An average EV, on the other hand, will need charging approximately 7.6 times under the same conditions, incurring €148 in cost. An average fuel car will need to refuel only twice, but it will also be twice as expensive.
Automotive shifts — Solar electric moves
Because of its bright and boundless potential, the automotive industry, and even the European Parliament, is waking up to solar power.
On 14 September, the European Parliament voted for three amendments to the Renewable Energy Directive (RED). They clarify: (1) what an SEV is, (2) that an SEV can be more efficient than a battery electric vehicle (BEV) and (3) that energy generated by an SEV is ‘fully renewable’.
This sends a clear message: the world is looking to innovative technologies to clean and revolutionise mobility, without impacting our societal habits and need to move.
For that reason, more manufacturers are exploring solar technology.

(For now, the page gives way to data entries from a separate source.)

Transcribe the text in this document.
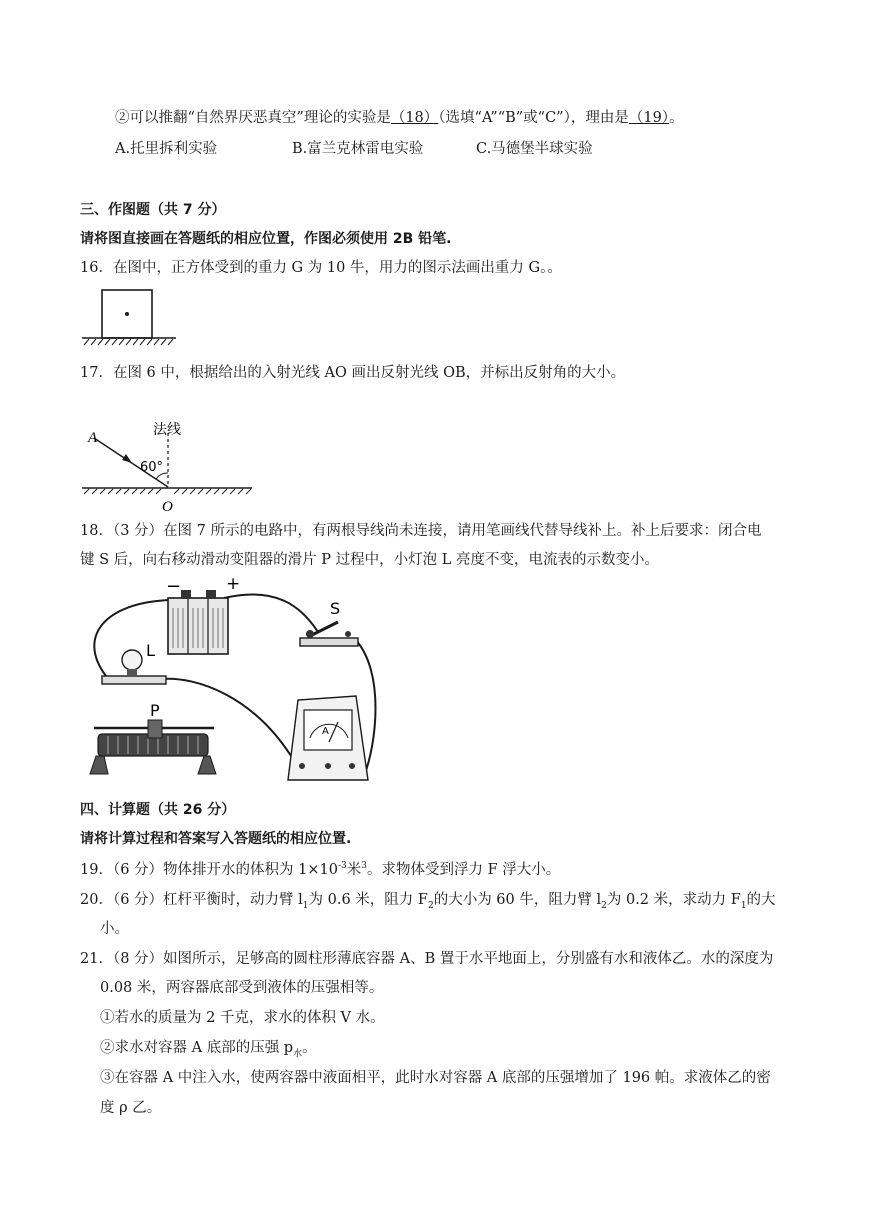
②可以推翻“自然界厌恶真空”理论的实验是（18）（选填“A”“B”或“C”），理由是（19）。
A.托里拆利实验	B.富兰克林雷电实验	C.马德堡半球实验
三、作图题（共 7 分）
请将图直接画在答题纸的相应位置，作图必须使用 2B 铅笔.
16．在图中，正方体受到的重力 G 为 10 牛，用力的图示法画出重力 G。。
17．在图 6 中，根据给出的入射光线 AO 画出反射光线 OB，并标出反射角的大小。
A	法线
60°
O
18．（3 分）在图 7 所示的电路中，有两根导线尚未连接，请用笔画线代替导线补上。补上后要求：闭合电
键 S 后，向右移动滑动变阻器的滑片 P 过程中，小灯泡 L 亮度不变，电流表的示数变小。
−	+
S
L
P
A
四、计算题（共 26 分）
请将计算过程和答案写入答题纸的相应位置.
19．（6 分）物体排开水的体积为 $1\times 10^{-3}$米$^3$。求物体受到浮力 F 浮大小。
20．（6 分）杠杆平衡时，动力臂 $l_1$为 0.6 米，阻力 $F_2$的大小为 60 牛，阻力臂 $l_2$为 0.2 米，求动力 $F_1$的大
小。
21．（8 分）如图所示，足够高的圆柱形薄底容器 A、B 置于水平地面上，分别盛有水和液体乙。水的深度为
0.08 米，两容器底部受到液体的压强相等。
①若水的质量为 2 千克，求水的体积 V 水。
②求水对容器 A 底部的压强 $p_水$。
③在容器 A 中注入水，使两容器中液面相平，此时水对容器 A 底部的压强增加了 196 帕。求液体乙的密
度 ρ 乙。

In the current market landscape, however, solar power is only being trialled as an additional source to charge auxiliary systems in electric cars, such as air conditioning.
Lightyear 0 is the first production vehicle to prove radical concepts of efficiency and integrated solar technology. And while solar power contributes to its substantial power yield, we see a future where solar becomes the main source for driving.
Research and development plied into Lightyear 0 give our second, mass-market model, Lightyear 2, a head start. Its innovations will bolster an even more efficient and capable design, and its cost enables a competitive and accessible market price in our next model.